If so, Tamaulipas would be the latest battle zone along the U.S.-Mexico border. In Ciudad Juarez, a turf war between the Sinaloa group and a locally based cartel has left more than 4,000 people dead since early 2008. Last weekend, gunmen in Juarez killed two U.S. citizens -- a consular employee and her husband -- and a Mexican man married to another staff member at the U.S. Consulate there.
Here in Tamaulipas, friction between the Gulf group and the ultra-violent Zetas, which once served as its armed wing, erupted into open fighting after a Zeta leader, Victor Perez Mendoza, was slain in the border city of Reynosa in January, apparently by a member of the Gulf group.
Violent jousting may also have been stoked by the closed-door sentencing of the former leader of the Gulf cartel, Osiel Cardenas. Cardenas was sentenced on drug and money-laundering convictions Feb. 24 in a U.S. federal court in Houston to 25 years in prison, a surprisingly light sentence that has led many people to conclude that he gave authorities information about his former colleagues.

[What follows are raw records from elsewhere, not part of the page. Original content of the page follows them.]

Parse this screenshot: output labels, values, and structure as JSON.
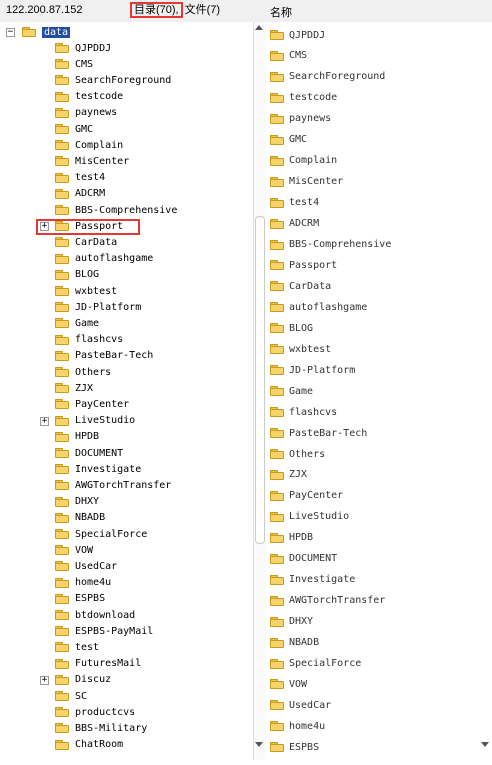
{
  "header": {
    "host": "122.200.87.152",
    "dir_label": "目录(70),",
    "file_label": "文件(7)",
    "column": "名称"
  },
  "tree": {
    "root": "data",
    "items": [
      "QJPDDJ",
      "CMS",
      "SearchForeground",
      "testcode",
      "paynews",
      "GMC",
      "Complain",
      "MisCenter",
      "test4",
      "ADCRM",
      "BBS-Comprehensive",
      "Passport",
      "CarData",
      "autoflashgame",
      "BLOG",
      "wxbtest",
      "JD-Platform",
      "Game",
      "flashcvs",
      "PasteBar-Tech",
      "Others",
      "ZJX",
      "PayCenter",
      "LiveStudio",
      "HPDB",
      "DOCUMENT",
      "Investigate",
      "AWGTorchTransfer",
      "DHXY",
      "NBADB",
      "SpecialForce",
      "VOW",
      "UsedCar",
      "home4u",
      "ESPBS",
      "btdownload",
      "ESPBS-PayMail",
      "test",
      "FuturesMail",
      "Discuz",
      "SC",
      "productcvs",
      "BBS-Military",
      "ChatRoom"
    ],
    "expanders": {
      "Passport": "+",
      "LiveStudio": "+",
      "Discuz": "+"
    },
    "root_expander": "−"
  },
  "list": {
    "items": [
      "QJPDDJ",
      "CMS",
      "SearchForeground",
      "testcode",
      "paynews",
      "GMC",
      "Complain",
      "MisCenter",
      "test4",
      "ADCRM",
      "BBS-Comprehensive",
      "Passport",
      "CarData",
      "autoflashgame",
      "BLOG",
      "wxbtest",
      "JD-Platform",
      "Game",
      "flashcvs",
      "PasteBar-Tech",
      "Others",
      "ZJX",
      "PayCenter",
      "LiveStudio",
      "HPDB",
      "DOCUMENT",
      "Investigate",
      "AWGTorchTransfer",
      "DHXY",
      "NBADB",
      "SpecialForce",
      "VOW",
      "UsedCar",
      "home4u",
      "ESPBS"
    ]
  }
}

In recent weeks, a broad triangle along the Texas border from Nuevo Laredo east to the Gulf of Mexico and south into neighboring Nuevo Leon state has seen hours-long shootouts, grenade attacks on police stations and cases of gunmen commandeering cars from motorists to use as roadblocks against foes.
Residents in the area of Matamoros and Reynosa, near the Gulf of Mexico, have reported convoys carrying armed men and emblazoned with the letters "CDG," the Spanish initials of the Gulf cartel. Banners promising to extinguish the Zetas were signed by the "Cartels of Mexico United Against the Zetas."
Officials and some analysts said the feud has the potential to draw in even more Mexican trafficking groups, such as La Familia in the western state of Michoacan.
Amid a spate of shootings in late February, the U.S. Consulate in the northern industrial hub of Monterrey warned Americans to avoid traveling to Nuevo Laredo and Reynosa. It has since advised against traveling the main highways between Monterrey and those two cities.
In addition, the Texas Department of Public Safety has advised college students not to venture into Mexican border cities over spring break.
In Nuevo Laredo, a major crossing for cargo trucks, the clashes have revived frightening memories of the rampant killing that erupted when the Sinaloa group made a push for control. During the worst of the mayhem in 2005, gangs traded automatic weapons fire in the streets in broad daylight.
The conflict turned Tamaulipas into a forerunner of the extreme violence that has raked many spots around Mexico since President Felipe Calderon launched his government's war against cartels in December 2006. More than 18,000 people have since died in the drug-fueled slaughter.
The relative calm in Tamaulipas since 2005 was attributed by residents to an agreement that left it under the control of the Gulf cartel and its Zeta allies, who have used extortion and kidnapped businessmen and muzzled local reporters through threats.
Now, Nuevo Laredo is on edge again, a feeling expressed in lowered voices, sentences that trail off and vague, fear-laced references to "they" and "them."